The second problem involves the “higher nonsense” of nuclear calculations. I say “nonsense” because, even if a defence system could stop 90% of Russia’s warheads, the 10% that got through would constitute by far the greatest disaster that the USA had ever suffered. Even a “small” nuclear exchange would be an unimaginable catastrophe for each, no matter which “won”. Nonetheless, people in the nuclear business do make these calculations of first-strikes, secure second-strikes and all the rest. I suspect, however, that Moscow’s nuclear arsenal has as much to do with prestige as anything else. Many in Moscow are still frightened by the possibility that Russia could become an insignificant country helplessly watching other mightier powers make decisions. Being the second nuclear power is some assurance that it will not be ignored.

Moscow is also aware that for a significant sector of Western opinion – shrinking I believe, but still influential – Russia is the eternal enemy.
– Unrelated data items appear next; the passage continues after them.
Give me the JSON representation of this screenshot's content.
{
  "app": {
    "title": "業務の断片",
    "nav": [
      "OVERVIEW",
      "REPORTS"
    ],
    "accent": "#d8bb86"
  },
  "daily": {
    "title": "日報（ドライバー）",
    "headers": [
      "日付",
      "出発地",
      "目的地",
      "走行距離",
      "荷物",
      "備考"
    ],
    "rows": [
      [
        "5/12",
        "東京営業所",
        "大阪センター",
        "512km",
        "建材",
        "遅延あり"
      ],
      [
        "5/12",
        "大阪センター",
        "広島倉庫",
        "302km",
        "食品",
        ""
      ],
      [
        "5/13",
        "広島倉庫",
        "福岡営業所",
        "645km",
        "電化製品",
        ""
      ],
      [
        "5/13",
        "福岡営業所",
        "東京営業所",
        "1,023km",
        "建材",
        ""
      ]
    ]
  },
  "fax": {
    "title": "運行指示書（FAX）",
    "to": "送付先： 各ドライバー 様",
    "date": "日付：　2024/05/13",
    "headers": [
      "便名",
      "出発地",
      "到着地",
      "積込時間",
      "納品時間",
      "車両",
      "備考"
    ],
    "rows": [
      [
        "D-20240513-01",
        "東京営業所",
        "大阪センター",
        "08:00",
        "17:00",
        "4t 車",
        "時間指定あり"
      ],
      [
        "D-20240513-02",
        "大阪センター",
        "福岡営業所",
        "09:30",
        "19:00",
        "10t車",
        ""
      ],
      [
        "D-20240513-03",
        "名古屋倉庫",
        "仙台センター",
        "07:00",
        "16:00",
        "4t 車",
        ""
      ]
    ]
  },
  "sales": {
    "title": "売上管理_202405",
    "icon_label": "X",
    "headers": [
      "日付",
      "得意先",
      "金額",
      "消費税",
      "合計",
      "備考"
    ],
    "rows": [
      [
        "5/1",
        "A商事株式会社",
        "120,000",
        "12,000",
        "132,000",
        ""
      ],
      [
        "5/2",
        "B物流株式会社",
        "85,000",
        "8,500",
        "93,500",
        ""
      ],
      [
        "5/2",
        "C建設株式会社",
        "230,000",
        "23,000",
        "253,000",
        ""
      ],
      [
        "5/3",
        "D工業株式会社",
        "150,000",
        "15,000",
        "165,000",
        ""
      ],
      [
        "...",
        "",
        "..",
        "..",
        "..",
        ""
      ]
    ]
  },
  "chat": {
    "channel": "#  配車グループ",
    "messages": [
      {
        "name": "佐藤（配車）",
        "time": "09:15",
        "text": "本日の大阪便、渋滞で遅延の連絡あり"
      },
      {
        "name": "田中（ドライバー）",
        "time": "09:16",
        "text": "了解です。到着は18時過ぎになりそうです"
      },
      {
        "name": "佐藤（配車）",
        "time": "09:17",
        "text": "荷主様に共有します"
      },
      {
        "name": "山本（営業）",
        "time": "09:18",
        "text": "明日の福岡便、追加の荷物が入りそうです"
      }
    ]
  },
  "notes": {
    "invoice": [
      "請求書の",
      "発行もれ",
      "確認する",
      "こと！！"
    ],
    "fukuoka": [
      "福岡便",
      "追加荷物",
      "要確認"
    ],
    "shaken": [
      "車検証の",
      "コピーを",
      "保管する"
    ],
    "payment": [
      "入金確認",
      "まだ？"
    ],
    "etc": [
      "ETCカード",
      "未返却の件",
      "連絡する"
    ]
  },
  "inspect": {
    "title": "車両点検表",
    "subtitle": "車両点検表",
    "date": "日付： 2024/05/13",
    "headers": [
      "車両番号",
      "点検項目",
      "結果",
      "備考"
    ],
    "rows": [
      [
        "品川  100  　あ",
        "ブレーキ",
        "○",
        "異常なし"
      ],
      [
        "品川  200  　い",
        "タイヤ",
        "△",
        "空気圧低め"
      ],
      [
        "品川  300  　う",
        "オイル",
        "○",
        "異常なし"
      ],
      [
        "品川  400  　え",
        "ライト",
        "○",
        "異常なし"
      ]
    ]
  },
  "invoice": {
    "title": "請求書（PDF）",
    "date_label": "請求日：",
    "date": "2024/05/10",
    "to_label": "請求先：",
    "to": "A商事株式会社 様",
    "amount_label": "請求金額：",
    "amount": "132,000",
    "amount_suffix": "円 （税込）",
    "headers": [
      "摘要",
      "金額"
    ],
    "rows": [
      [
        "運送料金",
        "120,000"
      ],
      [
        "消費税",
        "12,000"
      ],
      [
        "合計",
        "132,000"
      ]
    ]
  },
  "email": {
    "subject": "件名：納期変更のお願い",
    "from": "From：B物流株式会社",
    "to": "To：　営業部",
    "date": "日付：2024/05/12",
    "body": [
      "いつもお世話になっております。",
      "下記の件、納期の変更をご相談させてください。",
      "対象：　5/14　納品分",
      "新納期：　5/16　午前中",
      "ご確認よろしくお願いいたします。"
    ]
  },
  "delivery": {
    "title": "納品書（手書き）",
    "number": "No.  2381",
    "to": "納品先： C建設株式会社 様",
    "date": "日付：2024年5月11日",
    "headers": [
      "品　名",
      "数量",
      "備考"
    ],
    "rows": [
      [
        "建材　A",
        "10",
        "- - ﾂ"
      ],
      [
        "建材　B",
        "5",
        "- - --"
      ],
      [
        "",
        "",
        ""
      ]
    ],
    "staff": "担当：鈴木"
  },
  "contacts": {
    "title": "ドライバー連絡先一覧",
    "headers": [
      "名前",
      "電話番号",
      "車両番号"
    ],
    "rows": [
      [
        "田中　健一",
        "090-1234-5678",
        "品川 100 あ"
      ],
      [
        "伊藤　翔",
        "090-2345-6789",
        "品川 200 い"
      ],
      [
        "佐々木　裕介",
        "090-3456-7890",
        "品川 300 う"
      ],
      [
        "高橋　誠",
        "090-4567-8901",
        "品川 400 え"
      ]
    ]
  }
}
For these people, President Obama’s decision to stop the plan for missile defence in Poland and the Czech Republic was a betrayal and a sell-out to Moscow (despite the fact that previously they had argued that the deployments had nothing to do with Russia). (See http://www.russiaotherpointsofview.com/2009/09/unguided-missiles.html#more).

For these reasons Moscow is cautious and sceptical: NATO’s assurances cannot be taken at face value; Russia’s theoretical “nuclear deterrence” could be weakened; the significant anti-Russia group (and Moscow probably takes it more seriously than it deserves) will always work to twist any intentions against Moscow’s interests.
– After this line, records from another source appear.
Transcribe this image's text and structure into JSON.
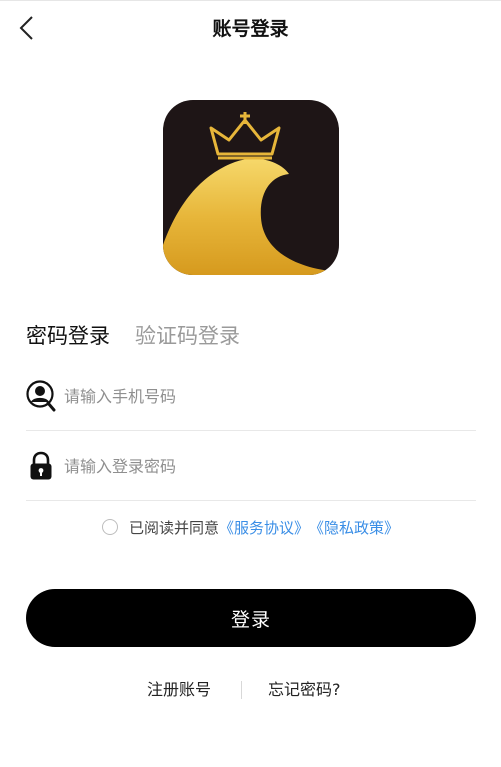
{
  "header": {
    "title": "账号登录",
    "back_icon": "chevron-left-icon"
  },
  "logo": {
    "icon": "crown-wave-logo",
    "colors": {
      "background": "#1e1516",
      "gold": "#e9b93a"
    }
  },
  "tabs": [
    {
      "label": "密码登录",
      "active": true
    },
    {
      "label": "验证码登录",
      "active": false
    }
  ],
  "form": {
    "phone": {
      "placeholder": "请输入手机号码",
      "value": "",
      "icon": "user-search-icon"
    },
    "password": {
      "placeholder": "请输入登录密码",
      "value": "",
      "icon": "lock-icon"
    }
  },
  "agreement": {
    "prefix": "已阅读并同意",
    "service_link": "《服务协议》",
    "privacy_link": "《隐私政策》",
    "checked": false
  },
  "actions": {
    "login_label": "登录",
    "register_label": "注册账号",
    "forgot_label": "忘记密码?"
  },
  "colors": {
    "primary_button": "#000000",
    "link": "#3a8ee6",
    "inactive_tab": "#9a9a9a",
    "placeholder": "#8f8f8f",
    "divider": "#e8e8e8"
  }
}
Nonetheless, given the threat posed to NATO and Russia by what used to be called “rogue states” with small numbers of nuclear weapons and missiles, a common defence makes sense.

A compromise between the two positions is not hard to imagine: Russian and NATO sectors as separate but integrated at a central headquarters. Similar solutions have been found before – NORAD, for example – and with good will, something like that could square the circle. An effective defence could be built and Russians would be assured that it was not pointed at them.

When one considers how far this issue has evolved – all previous Russian efforts to get involved having been rejected – some optimism is warranted.